On November 22, 1943, after more than a year and a half of stateside training that had taken Betty Lou from Florida to Mississippi, from Alabama to Massachusetts, Rarey and the men of the 362nd Fighter Group set sail from New York Harbor en route to their new home at the U.S. Army Air Force Station #159, Wormingford, England. Betty Lou was five months pregnant. “Rarey and I both wanted a lot of kids, and it seemed as good a time as any. I knew he probably wouldn’t be with me when our child was born, but that was okay.” Rarey’s letters, always sanguine, brimmed over with joy about the birth of his son, Damon, and the wonderful life that lay ahead.
But that was not to be. On July 13, 1944, Betty Lou was with friends when her father called to say she’d “had a telegram.” Capt. George W. Rarey, after flying 63 missions, had been reported missing in action since June 27.
“I would have hated myself if I hadn’t spent those months with Rarey on the road,” said Betty Lou. “And I always felt I could look Damon in the eye because I stuck with his dad to the very last moment.”
Two years after Rarey’s death Betty Lou married Bill Flavin, Rarey’s best friend overseas (eventually his commanding officer) and Damon’s godfather. Betty Lou and Bill had a daughter, Courtney, before Bill died in a plane crash caused by an assembly-line error at North American Aviation, where he was a test pilot. “Marriage had been a fine experience for me,” writes Betty Lou, “and a few years later I tried it once again—this time not so successfully although it gave me three fine sons. But I have been alone now with my memories for more than 40 years.”
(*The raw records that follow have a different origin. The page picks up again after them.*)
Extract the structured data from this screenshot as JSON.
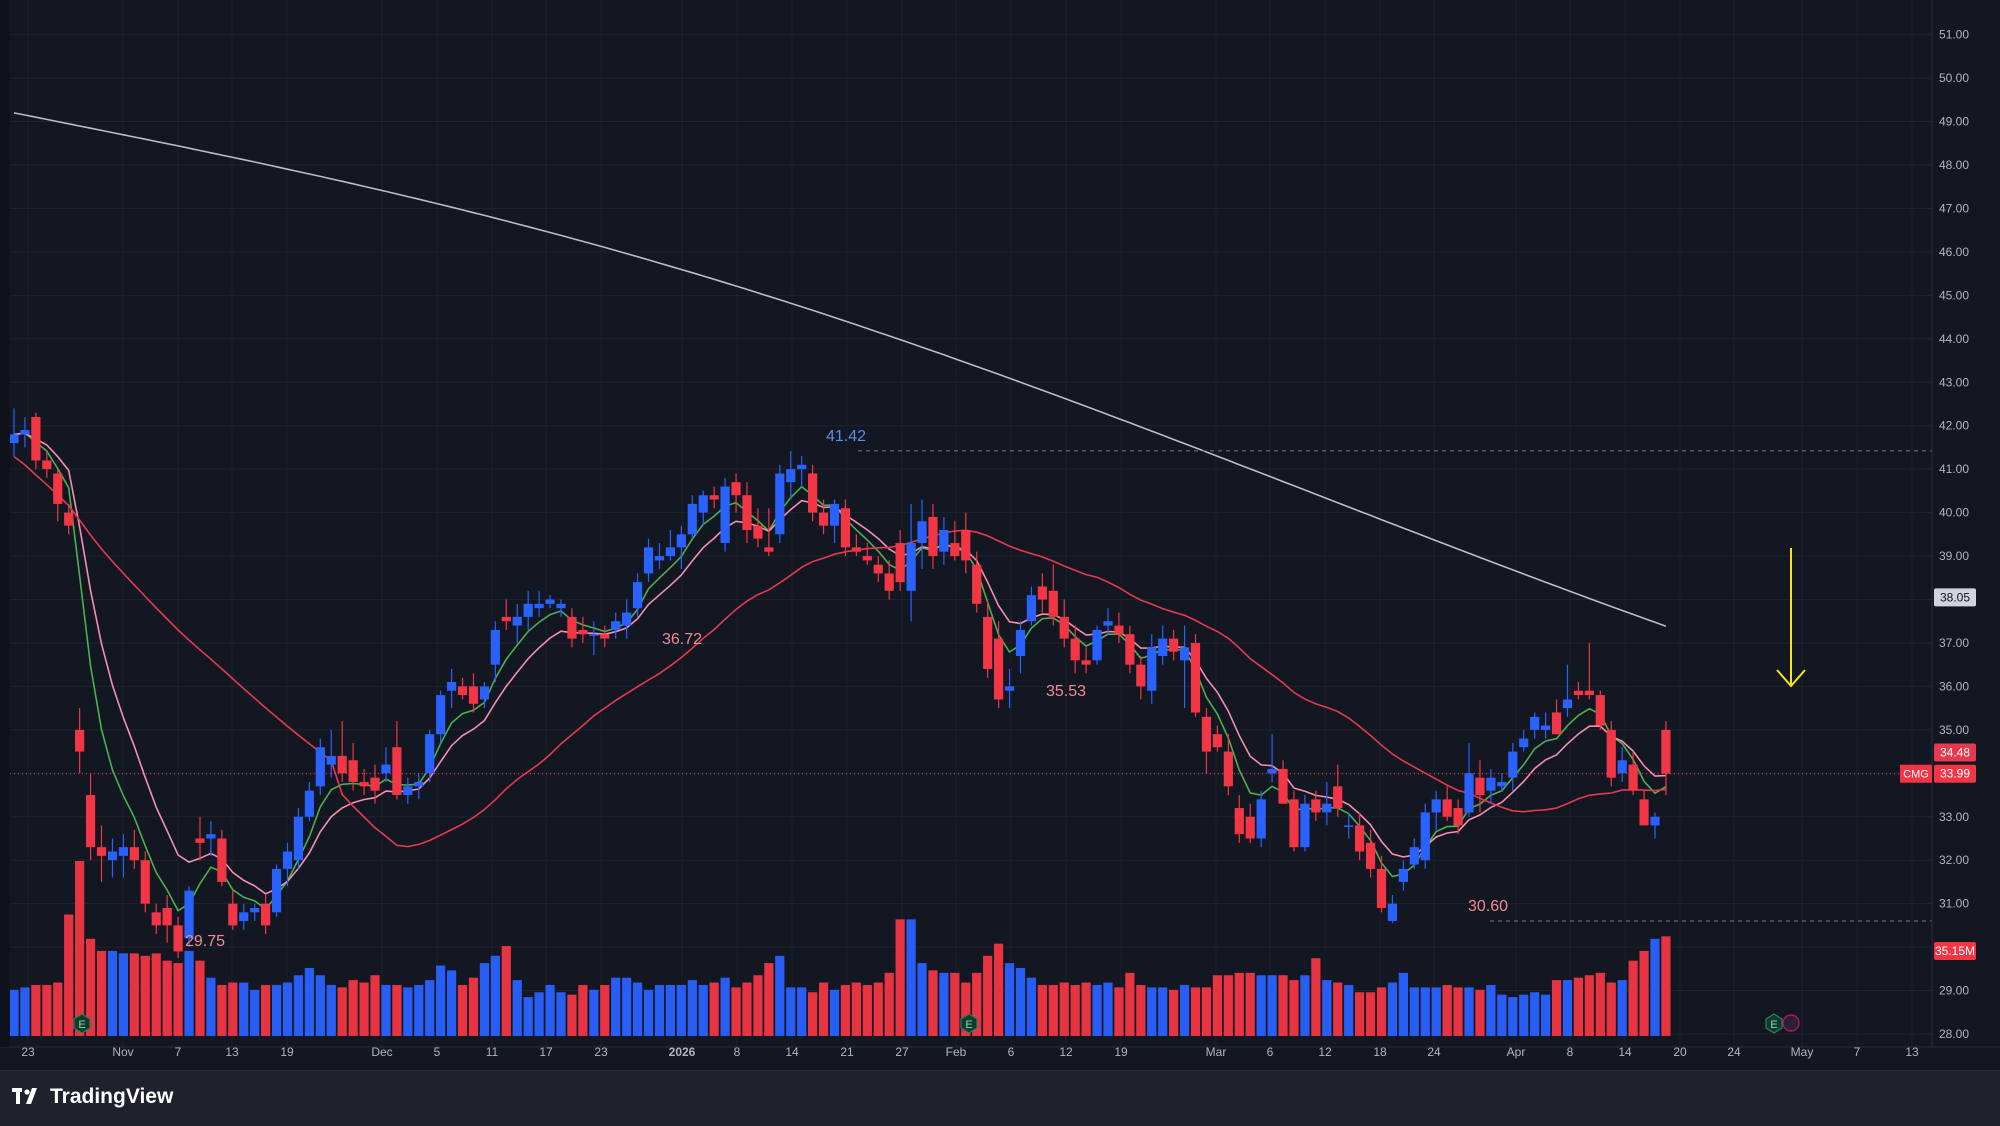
{
  "brand": {
    "name": "TradingView"
  },
  "colors": {
    "up": "#2962ff",
    "down": "#f23645",
    "ema_fast": "#4caf50",
    "ema_mid": "#f48fb1",
    "sma_mid": "#e53950",
    "sma_long": "#bdbdbd",
    "arrow": "#f5e51b"
  },
  "chart_data": {
    "type": "candlestick",
    "symbol": "CMG",
    "y_range": [
      27.5,
      51.2
    ],
    "y_ticks": [
      "28.00",
      "29.00",
      "30.00",
      "31.00",
      "32.00",
      "33.00",
      "34.00",
      "35.00",
      "36.00",
      "37.00",
      "38.00",
      "39.00",
      "40.00",
      "41.00",
      "42.00",
      "43.00",
      "44.00",
      "45.00",
      "46.00",
      "47.00",
      "48.00",
      "49.00",
      "50.00",
      "51.00"
    ],
    "x_ticks": [
      "23",
      "Nov",
      "7",
      "13",
      "19",
      "Dec",
      "5",
      "11",
      "17",
      "23",
      "2026",
      "8",
      "14",
      "21",
      "27",
      "Feb",
      "6",
      "12",
      "19",
      "Mar",
      "6",
      "12",
      "18",
      "24",
      "Apr",
      "8",
      "14",
      "20",
      "24",
      "May",
      "7",
      "13"
    ],
    "price_labels": {
      "ma_long": "38.05",
      "ma_mid": "34.48",
      "last": "33.99",
      "volume": "35.15M"
    },
    "annotations": [
      "41.42",
      "36.72",
      "29.75",
      "35.53",
      "30.60"
    ],
    "candles": [
      [
        41.6,
        42.4,
        41.3,
        41.8
      ],
      [
        41.8,
        42.2,
        41.5,
        41.9
      ],
      [
        42.2,
        42.3,
        41.0,
        41.2
      ],
      [
        41.2,
        41.4,
        40.8,
        41.0
      ],
      [
        40.9,
        41.0,
        39.8,
        40.2
      ],
      [
        40.0,
        40.2,
        39.5,
        39.7
      ],
      [
        35.0,
        35.5,
        34.0,
        34.5
      ],
      [
        33.5,
        34.0,
        32.0,
        32.3
      ],
      [
        32.3,
        32.8,
        31.5,
        32.1
      ],
      [
        32.0,
        32.5,
        31.6,
        32.2
      ],
      [
        32.1,
        32.6,
        31.6,
        32.3
      ],
      [
        32.3,
        32.7,
        31.8,
        32.0
      ],
      [
        32.0,
        32.2,
        30.8,
        31.0
      ],
      [
        30.8,
        31.0,
        30.3,
        30.5
      ],
      [
        30.9,
        31.2,
        30.1,
        30.5
      ],
      [
        30.5,
        30.7,
        29.75,
        29.9
      ],
      [
        30.2,
        31.4,
        30.0,
        31.3
      ],
      [
        32.5,
        33.0,
        32.0,
        32.4
      ],
      [
        32.5,
        32.9,
        32.1,
        32.6
      ],
      [
        32.5,
        32.7,
        31.4,
        31.5
      ],
      [
        31.0,
        31.3,
        30.4,
        30.5
      ],
      [
        30.6,
        31.0,
        30.4,
        30.8
      ],
      [
        30.8,
        31.0,
        30.6,
        30.9
      ],
      [
        31.0,
        31.2,
        30.3,
        30.5
      ],
      [
        30.8,
        31.9,
        30.7,
        31.8
      ],
      [
        31.8,
        32.4,
        31.4,
        32.2
      ],
      [
        32.0,
        33.2,
        31.8,
        33.0
      ],
      [
        33.0,
        33.8,
        32.9,
        33.6
      ],
      [
        33.7,
        34.8,
        33.5,
        34.6
      ],
      [
        34.2,
        35.0,
        33.9,
        34.4
      ],
      [
        34.4,
        35.2,
        33.8,
        34.0
      ],
      [
        34.3,
        34.7,
        33.6,
        33.8
      ],
      [
        33.8,
        34.1,
        33.5,
        33.7
      ],
      [
        33.9,
        34.2,
        33.3,
        33.6
      ],
      [
        34.0,
        34.6,
        33.8,
        34.2
      ],
      [
        34.6,
        35.2,
        33.4,
        33.5
      ],
      [
        33.5,
        33.9,
        33.3,
        33.7
      ],
      [
        33.7,
        34.0,
        33.4,
        33.8
      ],
      [
        34.0,
        35.0,
        33.8,
        34.9
      ],
      [
        34.9,
        35.9,
        34.7,
        35.8
      ],
      [
        35.9,
        36.4,
        35.5,
        36.1
      ],
      [
        36.0,
        36.2,
        35.7,
        35.8
      ],
      [
        36.0,
        36.3,
        35.4,
        35.6
      ],
      [
        35.7,
        36.1,
        35.5,
        36.0
      ],
      [
        36.5,
        37.5,
        36.1,
        37.3
      ],
      [
        37.6,
        38.0,
        37.3,
        37.5
      ],
      [
        37.4,
        37.9,
        37.0,
        37.6
      ],
      [
        37.6,
        38.2,
        37.3,
        37.9
      ],
      [
        37.8,
        38.2,
        37.6,
        37.9
      ],
      [
        37.9,
        38.1,
        37.8,
        38.0
      ],
      [
        37.8,
        38.0,
        37.6,
        37.9
      ],
      [
        37.6,
        37.8,
        36.9,
        37.1
      ],
      [
        37.3,
        37.6,
        37.0,
        37.2
      ],
      [
        37.2,
        37.5,
        36.72,
        37.2
      ],
      [
        37.2,
        37.4,
        36.9,
        37.1
      ],
      [
        37.3,
        37.7,
        37.1,
        37.5
      ],
      [
        37.4,
        38.0,
        37.1,
        37.7
      ],
      [
        37.8,
        38.6,
        37.6,
        38.4
      ],
      [
        38.6,
        39.4,
        38.4,
        39.2
      ],
      [
        38.9,
        39.3,
        38.7,
        39.0
      ],
      [
        39.0,
        39.6,
        38.9,
        39.2
      ],
      [
        39.2,
        39.7,
        38.7,
        39.5
      ],
      [
        39.5,
        40.4,
        39.4,
        40.2
      ],
      [
        40.0,
        40.5,
        39.7,
        40.4
      ],
      [
        40.4,
        40.6,
        40.1,
        40.3
      ],
      [
        39.3,
        40.8,
        39.1,
        40.6
      ],
      [
        40.7,
        40.9,
        40.0,
        40.4
      ],
      [
        40.4,
        40.7,
        39.3,
        39.6
      ],
      [
        39.7,
        40.1,
        39.2,
        39.4
      ],
      [
        39.2,
        40.1,
        39.0,
        39.1
      ],
      [
        39.5,
        41.1,
        39.3,
        40.9
      ],
      [
        40.7,
        41.42,
        40.3,
        41.0
      ],
      [
        41.0,
        41.3,
        40.6,
        41.1
      ],
      [
        40.9,
        41.1,
        39.8,
        40.0
      ],
      [
        40.0,
        40.3,
        39.5,
        39.7
      ],
      [
        39.7,
        40.3,
        39.3,
        40.2
      ],
      [
        40.1,
        40.3,
        39.0,
        39.2
      ],
      [
        39.2,
        39.5,
        39.0,
        39.1
      ],
      [
        39.0,
        39.3,
        38.8,
        38.9
      ],
      [
        38.8,
        39.0,
        38.4,
        38.6
      ],
      [
        38.6,
        38.9,
        38.0,
        38.2
      ],
      [
        39.3,
        39.6,
        38.2,
        38.4
      ],
      [
        38.2,
        40.2,
        37.5,
        39.3
      ],
      [
        39.3,
        40.3,
        38.7,
        39.8
      ],
      [
        39.9,
        40.2,
        38.7,
        39.0
      ],
      [
        39.1,
        39.9,
        38.8,
        39.6
      ],
      [
        39.3,
        39.8,
        38.9,
        39.0
      ],
      [
        39.6,
        40.0,
        38.6,
        38.9
      ],
      [
        38.8,
        39.1,
        37.7,
        37.9
      ],
      [
        37.6,
        38.0,
        36.2,
        36.4
      ],
      [
        37.1,
        37.5,
        35.5,
        35.7
      ],
      [
        35.9,
        36.4,
        35.5,
        36.0
      ],
      [
        36.7,
        37.5,
        36.3,
        37.3
      ],
      [
        37.5,
        38.3,
        37.4,
        38.1
      ],
      [
        38.3,
        38.6,
        37.7,
        38.0
      ],
      [
        38.2,
        38.8,
        37.4,
        37.6
      ],
      [
        37.6,
        38.0,
        36.9,
        37.1
      ],
      [
        37.1,
        37.4,
        36.3,
        36.6
      ],
      [
        36.6,
        36.9,
        36.3,
        36.5
      ],
      [
        36.6,
        37.4,
        36.5,
        37.3
      ],
      [
        37.4,
        37.8,
        37.2,
        37.5
      ],
      [
        37.4,
        37.7,
        37.0,
        37.2
      ],
      [
        37.2,
        37.4,
        36.3,
        36.5
      ],
      [
        36.5,
        36.7,
        35.7,
        36.0
      ],
      [
        35.9,
        37.2,
        35.6,
        36.9
      ],
      [
        36.7,
        37.4,
        36.5,
        37.1
      ],
      [
        37.1,
        37.3,
        36.6,
        36.8
      ],
      [
        36.6,
        37.4,
        35.5,
        36.9
      ],
      [
        37.0,
        37.2,
        35.3,
        35.4
      ],
      [
        35.3,
        35.5,
        34.0,
        34.5
      ],
      [
        34.9,
        35.1,
        34.5,
        34.6
      ],
      [
        34.5,
        34.9,
        33.5,
        33.7
      ],
      [
        33.2,
        33.5,
        32.4,
        32.6
      ],
      [
        33.0,
        33.3,
        32.4,
        32.5
      ],
      [
        32.5,
        33.6,
        32.3,
        33.4
      ],
      [
        34.0,
        34.9,
        33.8,
        34.1
      ],
      [
        34.1,
        34.3,
        33.3,
        33.3
      ],
      [
        33.4,
        33.6,
        32.2,
        32.3
      ],
      [
        32.3,
        33.5,
        32.2,
        33.3
      ],
      [
        33.4,
        33.6,
        32.9,
        33.1
      ],
      [
        33.1,
        33.8,
        32.8,
        33.3
      ],
      [
        33.7,
        34.2,
        33.0,
        33.2
      ],
      [
        32.8,
        33.1,
        32.5,
        32.8
      ],
      [
        32.8,
        33.1,
        32.0,
        32.2
      ],
      [
        32.4,
        32.7,
        31.6,
        31.8
      ],
      [
        31.8,
        32.1,
        30.8,
        30.9
      ],
      [
        30.6,
        31.2,
        30.55,
        31.0
      ],
      [
        31.5,
        32.0,
        31.3,
        31.8
      ],
      [
        31.9,
        32.5,
        31.8,
        32.3
      ],
      [
        32.0,
        33.3,
        31.8,
        33.1
      ],
      [
        33.1,
        33.6,
        32.7,
        33.4
      ],
      [
        33.4,
        33.7,
        32.9,
        33.0
      ],
      [
        33.2,
        33.4,
        32.6,
        32.8
      ],
      [
        33.1,
        34.7,
        33.0,
        34.0
      ],
      [
        33.9,
        34.3,
        33.1,
        33.5
      ],
      [
        33.6,
        34.1,
        33.3,
        33.9
      ],
      [
        33.7,
        34.0,
        33.6,
        33.8
      ],
      [
        33.9,
        34.7,
        33.6,
        34.5
      ],
      [
        34.6,
        35.0,
        34.5,
        34.8
      ],
      [
        35.0,
        35.4,
        34.8,
        35.3
      ],
      [
        35.0,
        35.4,
        34.8,
        35.1
      ],
      [
        35.4,
        35.7,
        34.9,
        34.9
      ],
      [
        35.5,
        36.5,
        35.3,
        35.7
      ],
      [
        35.9,
        36.1,
        35.7,
        35.8
      ],
      [
        35.9,
        37.0,
        35.7,
        35.8
      ],
      [
        35.8,
        35.9,
        35.0,
        35.1
      ],
      [
        35.0,
        35.2,
        33.7,
        33.9
      ],
      [
        34.0,
        34.6,
        33.8,
        34.3
      ],
      [
        34.2,
        34.5,
        33.5,
        33.6
      ],
      [
        33.4,
        33.6,
        32.8,
        32.8
      ],
      [
        32.8,
        33.1,
        32.5,
        33.0
      ],
      [
        35.0,
        35.2,
        33.5,
        33.99
      ]
    ],
    "volumes": [
      19,
      20,
      21,
      21,
      22,
      50,
      72,
      40,
      35,
      35,
      34,
      34,
      33,
      34,
      31,
      30,
      35,
      31,
      24,
      21,
      22,
      22,
      19,
      21,
      21,
      22,
      25,
      28,
      25,
      21,
      20,
      23,
      22,
      25,
      21,
      21,
      20,
      21,
      23,
      29,
      27,
      21,
      24,
      30,
      33,
      37,
      23,
      16,
      18,
      21,
      18,
      17,
      21,
      19,
      21,
      24,
      24,
      22,
      19,
      21,
      21,
      21,
      23,
      21,
      22,
      24,
      20,
      22,
      25,
      30,
      33,
      20,
      20,
      18,
      22,
      19,
      21,
      22,
      21,
      22,
      26,
      48,
      48,
      30,
      27,
      26,
      26,
      22,
      26,
      33,
      38,
      30,
      28,
      24,
      21,
      21,
      22,
      21,
      22,
      21,
      22,
      20,
      26,
      21,
      20,
      20,
      19,
      21,
      20,
      20,
      25,
      25,
      26,
      26,
      25,
      25,
      25,
      23,
      25,
      32,
      23,
      22,
      21,
      18,
      18,
      20,
      22,
      26,
      20,
      20,
      20,
      21,
      20,
      20,
      19,
      21,
      17,
      16,
      17,
      18,
      17,
      23,
      23,
      24,
      25,
      26,
      22,
      23,
      31,
      35,
      40,
      41
    ]
  }
}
Today Betty Lou, 83, does a number of special projects for the educational publishing house where she worked for 23 years as an editor and staff writer, volunteers at the secondhand bookstore run by the Friends of the Marin County Libraries, and travels both stateside and abroad.
As for Damon, he flourished. “Never,” Betty Lou wrote earlier this year, “was a son more like his father—not physically, but in every other way. He was the duplicate of the Rarey in the letters: sunny disposition, gentle, humorous, modest, compassionate—and my very good friend. He died last year of the ‘mad cow’ variant of Creutzfeldt-Jacob disease.”
A beloved son, Damon was also the last tangible connection to Rarey and the heady years of World War II. “There’s not a day that goes by that I don’t think of that time,” said Betty Lou “What a high penalty we sometimes have to pay for loving!”